En juillet, l’UE a édité le paquet «Ajustement à l’objectif 55». Son objectif est de réduire d’ici 2030 les émissions de CO2 de 55 % par rapport celles de 1990, au lieu des 40 % initialement prévus. Que signifie concrètement cette décision pour la Suisse?
La majeure partie de l’«Ajustement à l’objectif 55» se présente sous forme d’une législation européenne spécifique, sans impact direct sur la Suisse. En tant qu’État souverain, la Suisse détermine en effet ses propres objectifs. Néanmoins, comme les ambitions de l’UE en matière de climat ne cessent d’augmenter, il se peut que la Suisse doive un jour se justifier. Car, au sein de l’UE, plus un État membre est riche, plus son implication doit être importante.
Dans combien de temps peut-on s'attendre à cela ?
L'entrée en vigueur de Fit for 55 prendra deux à trois ans.
L’échange de droits d’émission est un élément central du programme. Qu’est-ce que cela impliquera pour la Suisse?
La Suisse et l’UE sont déjà liées en matière d’échange de droits d’émission. Par conséquent, le mécanisme d’ajustement carbone aux frontières (CBAM) nouvellement adopté ne s’appliquera pas à la Suisse. Il n’y aura donc pas d’augmentation des tarifs douaniers. Cela dit, d’innombrables questions techniques devront être réglées.
L’UE veut rendre les échanges de droits d’émission plus rares et plus coûteux. Comment devrons-nous nous positionner?
La Suisse devra suivre le mouvement, car, sinon, les ambitions des parties en présence diminueront.
L’échange de droits d’émission sera également étendu à la navigation, aux bâtiments et aux transports, et renforcé pour ce qui est de l’aviation. Quelles répercutions sont envisageables?
L’impact sur l’aviation devrait être directement perceptible. Le nouveau système d’échange de droits d’émission lié à la chaleur et au transport sera probablement important.
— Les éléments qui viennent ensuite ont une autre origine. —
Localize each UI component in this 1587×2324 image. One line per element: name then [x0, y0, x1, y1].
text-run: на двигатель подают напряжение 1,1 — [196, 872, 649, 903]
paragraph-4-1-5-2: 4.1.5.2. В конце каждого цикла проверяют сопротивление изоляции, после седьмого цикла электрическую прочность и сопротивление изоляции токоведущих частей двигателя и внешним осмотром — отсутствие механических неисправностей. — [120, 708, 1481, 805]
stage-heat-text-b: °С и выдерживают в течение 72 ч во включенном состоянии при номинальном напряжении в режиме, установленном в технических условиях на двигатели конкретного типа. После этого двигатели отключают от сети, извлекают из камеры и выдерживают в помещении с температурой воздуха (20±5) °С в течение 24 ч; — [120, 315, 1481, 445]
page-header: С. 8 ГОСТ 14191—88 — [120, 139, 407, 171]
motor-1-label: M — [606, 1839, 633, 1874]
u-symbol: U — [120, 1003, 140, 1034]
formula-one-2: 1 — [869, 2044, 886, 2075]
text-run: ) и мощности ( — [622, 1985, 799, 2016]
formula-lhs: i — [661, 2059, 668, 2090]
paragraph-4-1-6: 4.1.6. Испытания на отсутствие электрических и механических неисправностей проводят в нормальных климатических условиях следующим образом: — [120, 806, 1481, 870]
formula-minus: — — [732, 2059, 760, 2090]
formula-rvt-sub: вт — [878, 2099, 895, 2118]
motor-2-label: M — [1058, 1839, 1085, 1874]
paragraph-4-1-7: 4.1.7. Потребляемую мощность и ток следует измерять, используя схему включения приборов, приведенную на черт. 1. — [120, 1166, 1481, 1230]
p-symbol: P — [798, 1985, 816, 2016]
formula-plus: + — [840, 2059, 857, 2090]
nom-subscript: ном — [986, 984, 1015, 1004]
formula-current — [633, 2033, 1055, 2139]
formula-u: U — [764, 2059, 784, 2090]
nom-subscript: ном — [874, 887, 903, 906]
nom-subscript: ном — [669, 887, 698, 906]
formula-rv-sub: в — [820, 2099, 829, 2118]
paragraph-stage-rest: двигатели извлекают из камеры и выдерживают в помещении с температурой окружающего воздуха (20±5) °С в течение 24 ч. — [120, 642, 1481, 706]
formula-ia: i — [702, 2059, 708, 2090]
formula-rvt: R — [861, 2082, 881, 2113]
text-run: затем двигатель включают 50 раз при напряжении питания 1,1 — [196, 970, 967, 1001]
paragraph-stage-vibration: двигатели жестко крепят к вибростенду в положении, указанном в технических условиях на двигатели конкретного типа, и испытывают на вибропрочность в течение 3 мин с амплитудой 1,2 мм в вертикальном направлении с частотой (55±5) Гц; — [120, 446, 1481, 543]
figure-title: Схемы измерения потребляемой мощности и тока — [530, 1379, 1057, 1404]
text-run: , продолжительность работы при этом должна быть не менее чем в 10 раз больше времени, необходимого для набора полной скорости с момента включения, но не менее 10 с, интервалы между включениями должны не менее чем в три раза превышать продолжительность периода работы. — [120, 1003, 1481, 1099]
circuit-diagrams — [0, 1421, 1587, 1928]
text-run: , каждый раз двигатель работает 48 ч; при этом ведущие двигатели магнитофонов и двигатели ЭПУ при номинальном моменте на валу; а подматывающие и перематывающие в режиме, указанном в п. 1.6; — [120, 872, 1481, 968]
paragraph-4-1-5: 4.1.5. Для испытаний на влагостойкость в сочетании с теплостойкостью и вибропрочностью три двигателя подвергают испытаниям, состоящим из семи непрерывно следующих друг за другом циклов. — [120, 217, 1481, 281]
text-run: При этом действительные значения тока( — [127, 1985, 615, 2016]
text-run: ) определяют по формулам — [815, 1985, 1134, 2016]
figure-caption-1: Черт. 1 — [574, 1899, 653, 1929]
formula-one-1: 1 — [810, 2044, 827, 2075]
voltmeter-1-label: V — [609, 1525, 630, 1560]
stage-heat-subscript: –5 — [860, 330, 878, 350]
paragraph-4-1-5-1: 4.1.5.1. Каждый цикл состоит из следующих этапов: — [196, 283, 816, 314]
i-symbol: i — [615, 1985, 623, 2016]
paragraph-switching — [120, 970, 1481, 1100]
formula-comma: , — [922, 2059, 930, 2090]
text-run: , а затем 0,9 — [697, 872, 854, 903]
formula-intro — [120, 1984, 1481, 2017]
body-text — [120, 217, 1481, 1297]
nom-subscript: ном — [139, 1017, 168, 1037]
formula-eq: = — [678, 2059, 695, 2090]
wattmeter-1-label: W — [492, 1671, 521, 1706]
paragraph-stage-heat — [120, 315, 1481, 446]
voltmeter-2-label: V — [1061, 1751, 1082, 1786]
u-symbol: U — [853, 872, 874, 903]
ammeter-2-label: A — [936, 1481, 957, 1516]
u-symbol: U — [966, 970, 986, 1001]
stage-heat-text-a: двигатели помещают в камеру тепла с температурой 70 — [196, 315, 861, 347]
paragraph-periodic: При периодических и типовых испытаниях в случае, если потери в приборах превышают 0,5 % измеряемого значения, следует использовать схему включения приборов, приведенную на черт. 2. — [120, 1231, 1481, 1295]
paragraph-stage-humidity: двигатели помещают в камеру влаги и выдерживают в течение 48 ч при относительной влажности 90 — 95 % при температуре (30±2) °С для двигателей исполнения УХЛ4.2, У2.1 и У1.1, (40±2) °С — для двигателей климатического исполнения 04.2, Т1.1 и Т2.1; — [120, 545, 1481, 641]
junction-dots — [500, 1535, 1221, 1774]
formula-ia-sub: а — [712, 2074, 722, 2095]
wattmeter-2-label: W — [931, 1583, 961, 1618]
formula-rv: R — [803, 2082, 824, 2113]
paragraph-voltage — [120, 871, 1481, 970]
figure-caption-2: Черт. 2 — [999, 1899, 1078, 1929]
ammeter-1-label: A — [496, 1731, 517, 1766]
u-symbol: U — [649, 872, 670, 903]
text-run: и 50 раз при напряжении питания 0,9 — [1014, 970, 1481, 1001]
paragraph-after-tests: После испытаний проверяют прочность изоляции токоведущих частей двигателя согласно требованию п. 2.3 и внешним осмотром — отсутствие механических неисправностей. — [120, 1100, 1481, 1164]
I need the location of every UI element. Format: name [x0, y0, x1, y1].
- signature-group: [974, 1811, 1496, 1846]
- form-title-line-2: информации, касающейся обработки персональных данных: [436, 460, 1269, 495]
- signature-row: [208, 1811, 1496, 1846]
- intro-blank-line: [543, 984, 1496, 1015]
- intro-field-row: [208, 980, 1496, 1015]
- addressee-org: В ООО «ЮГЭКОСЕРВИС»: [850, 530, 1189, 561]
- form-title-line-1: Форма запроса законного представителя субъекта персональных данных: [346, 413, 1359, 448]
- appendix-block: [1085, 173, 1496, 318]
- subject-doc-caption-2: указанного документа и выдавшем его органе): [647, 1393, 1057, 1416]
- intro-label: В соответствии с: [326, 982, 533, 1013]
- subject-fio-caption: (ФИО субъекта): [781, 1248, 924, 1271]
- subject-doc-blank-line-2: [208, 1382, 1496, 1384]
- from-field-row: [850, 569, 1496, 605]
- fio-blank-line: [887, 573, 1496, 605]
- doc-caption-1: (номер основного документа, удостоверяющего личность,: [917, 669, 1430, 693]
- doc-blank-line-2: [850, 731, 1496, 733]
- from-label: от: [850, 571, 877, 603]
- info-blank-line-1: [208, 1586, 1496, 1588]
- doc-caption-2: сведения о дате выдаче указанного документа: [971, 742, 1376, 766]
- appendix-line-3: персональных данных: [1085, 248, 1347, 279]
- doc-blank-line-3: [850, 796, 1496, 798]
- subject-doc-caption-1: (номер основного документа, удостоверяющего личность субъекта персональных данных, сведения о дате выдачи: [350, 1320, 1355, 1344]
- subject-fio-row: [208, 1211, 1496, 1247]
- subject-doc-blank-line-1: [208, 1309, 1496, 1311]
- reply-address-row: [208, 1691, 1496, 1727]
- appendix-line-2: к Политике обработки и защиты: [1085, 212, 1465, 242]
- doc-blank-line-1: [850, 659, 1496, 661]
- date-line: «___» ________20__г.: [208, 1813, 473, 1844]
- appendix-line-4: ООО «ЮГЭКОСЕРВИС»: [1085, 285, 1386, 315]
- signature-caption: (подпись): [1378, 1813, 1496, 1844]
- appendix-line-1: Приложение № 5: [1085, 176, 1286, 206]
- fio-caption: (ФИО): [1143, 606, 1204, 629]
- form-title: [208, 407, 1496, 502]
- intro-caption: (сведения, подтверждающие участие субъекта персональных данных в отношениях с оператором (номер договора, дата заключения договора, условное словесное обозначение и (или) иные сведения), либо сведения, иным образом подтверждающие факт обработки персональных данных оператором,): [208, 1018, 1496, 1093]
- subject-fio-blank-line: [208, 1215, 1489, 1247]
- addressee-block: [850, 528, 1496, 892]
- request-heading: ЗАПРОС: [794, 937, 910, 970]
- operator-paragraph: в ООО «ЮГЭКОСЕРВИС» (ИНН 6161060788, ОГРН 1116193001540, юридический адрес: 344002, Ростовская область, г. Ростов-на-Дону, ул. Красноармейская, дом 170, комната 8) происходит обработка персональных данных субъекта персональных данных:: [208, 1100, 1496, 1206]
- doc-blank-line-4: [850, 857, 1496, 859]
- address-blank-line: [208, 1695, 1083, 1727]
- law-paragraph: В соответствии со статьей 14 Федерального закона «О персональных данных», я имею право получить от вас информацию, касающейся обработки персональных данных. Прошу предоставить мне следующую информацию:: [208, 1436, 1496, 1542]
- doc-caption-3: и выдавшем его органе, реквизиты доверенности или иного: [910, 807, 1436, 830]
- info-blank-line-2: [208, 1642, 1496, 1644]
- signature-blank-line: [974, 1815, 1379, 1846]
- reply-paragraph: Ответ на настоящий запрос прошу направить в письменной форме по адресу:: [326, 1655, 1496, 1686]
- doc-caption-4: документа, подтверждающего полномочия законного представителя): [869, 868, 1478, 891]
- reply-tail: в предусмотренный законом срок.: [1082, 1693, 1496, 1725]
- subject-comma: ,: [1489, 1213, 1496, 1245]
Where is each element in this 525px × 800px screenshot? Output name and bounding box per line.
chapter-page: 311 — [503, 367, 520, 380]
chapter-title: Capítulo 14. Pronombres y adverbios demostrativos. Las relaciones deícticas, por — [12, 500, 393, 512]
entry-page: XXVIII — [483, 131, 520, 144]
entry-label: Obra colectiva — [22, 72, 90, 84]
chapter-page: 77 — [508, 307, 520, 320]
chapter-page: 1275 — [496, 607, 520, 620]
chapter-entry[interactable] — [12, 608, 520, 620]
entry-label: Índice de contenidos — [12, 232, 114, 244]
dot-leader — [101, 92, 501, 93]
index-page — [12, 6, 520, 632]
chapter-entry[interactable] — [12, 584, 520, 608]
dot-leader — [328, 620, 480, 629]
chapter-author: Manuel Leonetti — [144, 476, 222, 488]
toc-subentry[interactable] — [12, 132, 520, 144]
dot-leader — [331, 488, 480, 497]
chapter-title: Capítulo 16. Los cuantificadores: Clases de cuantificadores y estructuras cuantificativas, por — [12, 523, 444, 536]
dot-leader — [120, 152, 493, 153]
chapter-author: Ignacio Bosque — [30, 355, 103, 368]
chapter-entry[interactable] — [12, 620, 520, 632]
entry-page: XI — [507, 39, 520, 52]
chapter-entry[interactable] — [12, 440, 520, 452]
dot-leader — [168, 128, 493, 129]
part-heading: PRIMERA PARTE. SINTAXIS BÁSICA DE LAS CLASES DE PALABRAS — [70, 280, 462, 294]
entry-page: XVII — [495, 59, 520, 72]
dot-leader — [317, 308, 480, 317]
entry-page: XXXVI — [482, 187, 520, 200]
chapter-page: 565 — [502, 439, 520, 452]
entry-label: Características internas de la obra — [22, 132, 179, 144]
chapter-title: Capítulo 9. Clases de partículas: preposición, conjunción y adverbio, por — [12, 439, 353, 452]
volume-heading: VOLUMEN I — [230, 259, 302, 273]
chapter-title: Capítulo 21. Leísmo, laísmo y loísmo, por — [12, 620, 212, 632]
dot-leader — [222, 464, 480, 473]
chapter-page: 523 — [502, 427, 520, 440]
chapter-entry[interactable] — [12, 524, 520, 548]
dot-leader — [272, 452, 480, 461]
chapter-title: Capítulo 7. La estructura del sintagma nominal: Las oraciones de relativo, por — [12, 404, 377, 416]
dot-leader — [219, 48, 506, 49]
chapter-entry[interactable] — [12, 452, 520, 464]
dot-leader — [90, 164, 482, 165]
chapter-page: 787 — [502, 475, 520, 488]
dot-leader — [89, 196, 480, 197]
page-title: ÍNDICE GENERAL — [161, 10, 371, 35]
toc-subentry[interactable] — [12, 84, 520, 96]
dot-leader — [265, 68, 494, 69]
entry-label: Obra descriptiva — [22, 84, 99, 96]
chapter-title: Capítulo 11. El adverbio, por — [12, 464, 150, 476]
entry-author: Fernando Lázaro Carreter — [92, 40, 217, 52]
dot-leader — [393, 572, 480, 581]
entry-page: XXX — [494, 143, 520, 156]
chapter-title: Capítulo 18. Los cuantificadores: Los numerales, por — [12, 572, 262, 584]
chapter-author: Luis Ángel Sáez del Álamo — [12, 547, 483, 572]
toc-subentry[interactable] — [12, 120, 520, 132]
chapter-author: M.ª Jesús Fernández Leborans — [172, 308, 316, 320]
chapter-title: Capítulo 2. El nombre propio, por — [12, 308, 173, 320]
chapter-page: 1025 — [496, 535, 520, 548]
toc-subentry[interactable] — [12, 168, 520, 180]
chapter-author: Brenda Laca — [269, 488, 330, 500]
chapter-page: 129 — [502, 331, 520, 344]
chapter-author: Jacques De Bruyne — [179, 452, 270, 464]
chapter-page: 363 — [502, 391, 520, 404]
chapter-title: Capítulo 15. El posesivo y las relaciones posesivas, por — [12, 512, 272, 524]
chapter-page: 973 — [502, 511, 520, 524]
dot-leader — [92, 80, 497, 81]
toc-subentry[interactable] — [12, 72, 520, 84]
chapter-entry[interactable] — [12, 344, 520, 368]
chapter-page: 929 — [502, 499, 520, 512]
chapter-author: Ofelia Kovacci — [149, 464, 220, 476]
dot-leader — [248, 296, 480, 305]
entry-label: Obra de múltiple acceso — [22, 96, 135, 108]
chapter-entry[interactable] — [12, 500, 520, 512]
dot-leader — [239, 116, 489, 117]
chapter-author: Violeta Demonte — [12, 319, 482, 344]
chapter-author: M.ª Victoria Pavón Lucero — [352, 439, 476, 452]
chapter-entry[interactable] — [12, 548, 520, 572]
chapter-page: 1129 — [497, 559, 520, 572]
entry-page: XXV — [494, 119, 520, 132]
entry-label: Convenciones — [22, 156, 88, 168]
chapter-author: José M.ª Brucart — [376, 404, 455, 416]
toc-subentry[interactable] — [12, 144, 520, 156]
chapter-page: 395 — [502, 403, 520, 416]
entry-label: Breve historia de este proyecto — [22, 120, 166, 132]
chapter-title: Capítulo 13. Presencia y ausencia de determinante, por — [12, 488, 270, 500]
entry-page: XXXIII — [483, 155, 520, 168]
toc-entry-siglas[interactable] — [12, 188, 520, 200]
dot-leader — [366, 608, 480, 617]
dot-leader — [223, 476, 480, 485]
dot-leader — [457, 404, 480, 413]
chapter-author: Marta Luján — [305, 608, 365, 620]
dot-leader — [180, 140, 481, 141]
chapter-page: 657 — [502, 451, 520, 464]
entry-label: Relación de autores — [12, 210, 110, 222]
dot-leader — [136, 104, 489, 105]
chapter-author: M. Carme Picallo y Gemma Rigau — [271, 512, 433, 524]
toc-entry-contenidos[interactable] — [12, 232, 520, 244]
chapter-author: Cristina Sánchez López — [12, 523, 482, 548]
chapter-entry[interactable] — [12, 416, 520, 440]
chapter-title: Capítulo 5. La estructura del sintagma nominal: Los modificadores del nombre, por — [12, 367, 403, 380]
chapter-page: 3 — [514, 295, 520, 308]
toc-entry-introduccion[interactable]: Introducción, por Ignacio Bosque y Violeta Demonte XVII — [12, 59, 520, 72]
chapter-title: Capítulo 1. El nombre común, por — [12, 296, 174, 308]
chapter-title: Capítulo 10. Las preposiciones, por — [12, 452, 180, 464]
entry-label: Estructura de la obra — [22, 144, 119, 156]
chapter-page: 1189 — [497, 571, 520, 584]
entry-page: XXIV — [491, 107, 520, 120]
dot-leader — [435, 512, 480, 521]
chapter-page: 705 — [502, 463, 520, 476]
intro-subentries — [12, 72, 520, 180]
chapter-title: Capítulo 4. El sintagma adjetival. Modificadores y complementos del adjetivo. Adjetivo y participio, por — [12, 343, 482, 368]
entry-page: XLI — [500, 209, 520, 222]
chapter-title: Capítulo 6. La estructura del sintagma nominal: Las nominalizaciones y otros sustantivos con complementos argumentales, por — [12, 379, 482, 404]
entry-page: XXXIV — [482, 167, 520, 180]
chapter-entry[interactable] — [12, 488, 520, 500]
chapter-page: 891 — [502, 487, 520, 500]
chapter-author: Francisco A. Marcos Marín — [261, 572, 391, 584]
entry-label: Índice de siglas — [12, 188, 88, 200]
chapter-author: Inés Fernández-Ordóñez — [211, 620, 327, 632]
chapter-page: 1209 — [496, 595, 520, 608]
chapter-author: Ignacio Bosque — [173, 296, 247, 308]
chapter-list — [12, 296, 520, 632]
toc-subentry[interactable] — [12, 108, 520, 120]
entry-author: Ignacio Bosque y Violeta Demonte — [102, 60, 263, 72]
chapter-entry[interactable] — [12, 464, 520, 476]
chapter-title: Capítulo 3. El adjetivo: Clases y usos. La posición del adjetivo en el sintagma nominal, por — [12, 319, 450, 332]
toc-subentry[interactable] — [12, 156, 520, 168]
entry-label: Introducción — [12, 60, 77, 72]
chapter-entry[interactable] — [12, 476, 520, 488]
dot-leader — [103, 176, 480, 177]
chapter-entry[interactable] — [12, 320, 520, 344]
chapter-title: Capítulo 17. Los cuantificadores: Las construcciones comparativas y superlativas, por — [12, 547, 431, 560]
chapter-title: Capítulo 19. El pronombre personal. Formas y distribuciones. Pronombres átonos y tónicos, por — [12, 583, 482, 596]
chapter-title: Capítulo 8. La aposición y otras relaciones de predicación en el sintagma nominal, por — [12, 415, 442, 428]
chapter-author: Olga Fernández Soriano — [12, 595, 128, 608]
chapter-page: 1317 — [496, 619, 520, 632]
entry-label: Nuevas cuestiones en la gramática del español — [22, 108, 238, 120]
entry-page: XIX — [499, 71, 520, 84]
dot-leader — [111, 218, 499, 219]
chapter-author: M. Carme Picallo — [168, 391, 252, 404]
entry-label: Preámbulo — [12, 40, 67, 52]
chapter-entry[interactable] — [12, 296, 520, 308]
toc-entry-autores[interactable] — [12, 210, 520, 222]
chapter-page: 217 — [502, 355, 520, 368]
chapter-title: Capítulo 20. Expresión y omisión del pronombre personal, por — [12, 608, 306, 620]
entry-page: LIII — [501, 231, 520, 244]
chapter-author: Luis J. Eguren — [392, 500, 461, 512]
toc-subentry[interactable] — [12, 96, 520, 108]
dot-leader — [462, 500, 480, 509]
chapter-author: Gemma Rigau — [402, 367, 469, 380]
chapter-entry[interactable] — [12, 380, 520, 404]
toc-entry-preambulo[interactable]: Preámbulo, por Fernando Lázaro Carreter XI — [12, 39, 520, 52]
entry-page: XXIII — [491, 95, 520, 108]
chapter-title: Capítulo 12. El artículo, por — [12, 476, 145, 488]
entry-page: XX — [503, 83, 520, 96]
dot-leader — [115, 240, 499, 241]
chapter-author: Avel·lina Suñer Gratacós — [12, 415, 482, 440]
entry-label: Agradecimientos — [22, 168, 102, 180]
Et tout ce qui touche à notre taxe CO2 sur les carburants et à l’obligation de compensation pour les carburants devra être clarifié.
L’essence, les denrées alimentaires et d’autres produits deviendront-ils plus onéreux?
Ils ne coûteront en tout cas certainement pas moins cher. Mais si les combustibles deviennent plus coûteux, de plus en plus de personnes de l’UE ne seront plus capables de chauffer leur maison de manière adéquate. C’est pourquoi les gouvernements sont toujours plus réticents à répercuter les coûts du changement climatique sur les citoyens. Ils préfèrent cibler les entreprises et couvrir les coûts supplémentaires par des taxes.
Quelles difficultés l'UE rencontrera-t-elle dans sa mise en œuvre ?
Le chemin vers la neutralité climatique est de plus en plus escarpé. Les derniers dix pour cent de réduction des émissions seront immensément plus difficiles que les premiers dix pour cent. L'installation d'éoliennes et de panneaux solaires est relativement facile. Il est plus difficile de rénover des centaines de millions de bâtiments. Transformer des industries et des chaînes de valeur entières, comme dans le cas de l'hydrogène, sera encore plus difficile. Pour l'instant, l'UE peut amortir partiellement les coûts grâce à son fonds de reconstruction. Un jour, cependant, la dette devra être remboursée.
La Suisse va-t-elle devoir se «rattraper»?
Notre pays est à la traîne en matière d’énergies renouvelables. De nombreux projets sont bloqués. Si l’on ajoute les émissions issues des produits de consommation importés, la Suisse, eu égard à son nombre d’habitants, se classe parmi les pires pays au monde. Cela nuit à l’image d’élève modèle.